Approximating Shapley Explanations in Reinforcement Learning
Daniel Beechey, Özgür Şimşek
TL;DR
FastSVERL provides a scalable, model-based framework to approximate Shapley explanations in reinforcement learning by learning a Shapley predictor that estimates per-feature contributions across states and actions. It replaces exact, combinatorial Shapley computations with amortised, differentiable LS losses over sampled subsets and states, and enforces the efficiency constraint to recover true Shapley values in the limit. The approach handles temporal dependencies, off-policy data through importance sampling, and continual learning by updating explanations in tandem with policy updates, demonstrating convergence and scalability in domains such as Mastermind and Gridworld.
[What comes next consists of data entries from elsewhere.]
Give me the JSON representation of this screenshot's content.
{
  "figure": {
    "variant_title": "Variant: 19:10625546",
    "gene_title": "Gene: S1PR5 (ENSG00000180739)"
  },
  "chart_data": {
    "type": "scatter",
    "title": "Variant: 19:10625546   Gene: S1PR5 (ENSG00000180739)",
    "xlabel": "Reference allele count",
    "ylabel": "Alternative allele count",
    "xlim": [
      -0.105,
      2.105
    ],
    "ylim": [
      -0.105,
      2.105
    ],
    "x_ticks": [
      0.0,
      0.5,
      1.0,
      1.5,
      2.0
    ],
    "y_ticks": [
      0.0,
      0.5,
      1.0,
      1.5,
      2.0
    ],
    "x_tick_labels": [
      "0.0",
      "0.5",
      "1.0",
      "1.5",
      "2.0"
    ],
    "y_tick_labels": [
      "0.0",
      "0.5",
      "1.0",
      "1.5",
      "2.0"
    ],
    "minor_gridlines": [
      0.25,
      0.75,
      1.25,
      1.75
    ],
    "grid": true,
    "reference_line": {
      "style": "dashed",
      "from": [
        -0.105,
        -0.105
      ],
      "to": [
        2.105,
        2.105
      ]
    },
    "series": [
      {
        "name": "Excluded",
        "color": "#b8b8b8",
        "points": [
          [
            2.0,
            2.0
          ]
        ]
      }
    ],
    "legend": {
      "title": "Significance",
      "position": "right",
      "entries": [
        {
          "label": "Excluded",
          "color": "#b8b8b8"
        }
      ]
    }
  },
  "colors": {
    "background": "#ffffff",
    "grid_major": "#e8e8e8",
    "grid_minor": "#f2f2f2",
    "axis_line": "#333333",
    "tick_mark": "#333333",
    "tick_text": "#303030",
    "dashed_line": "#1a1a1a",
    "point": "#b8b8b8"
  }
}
A key extension replaces costly characteristic models with single-sample approximations, further boosting efficiency while retaining unbiased explanations. Overall, FastSVERL delivers principled, real-time interpretability for RL with practical applicability to broader learning settings.
Abstract
Reinforcement learning has achieved remarkable success in complex decision-making environments, yet its lack of transparency limits its deployment in practice, especially in safety-critical settings. Shapley values from cooperative game theory provide a principled framework for explaining reinforcement learning; however, the computational cost of Shapley explanations is an obstacle to their use. We introduce FastSVERL, a scalable method for explaining reinforcement learning by approximating Shapley values. FastSVERL is designed to handle the unique challenges of reinforcement learning, including temporal dependencies across multi-step trajectories, learning from off-policy data, and adapting to evolving agent behaviours in real time. FastSVERL introduces a practical, scalable approach for principled and rigorous interpretability in reinforcement learning.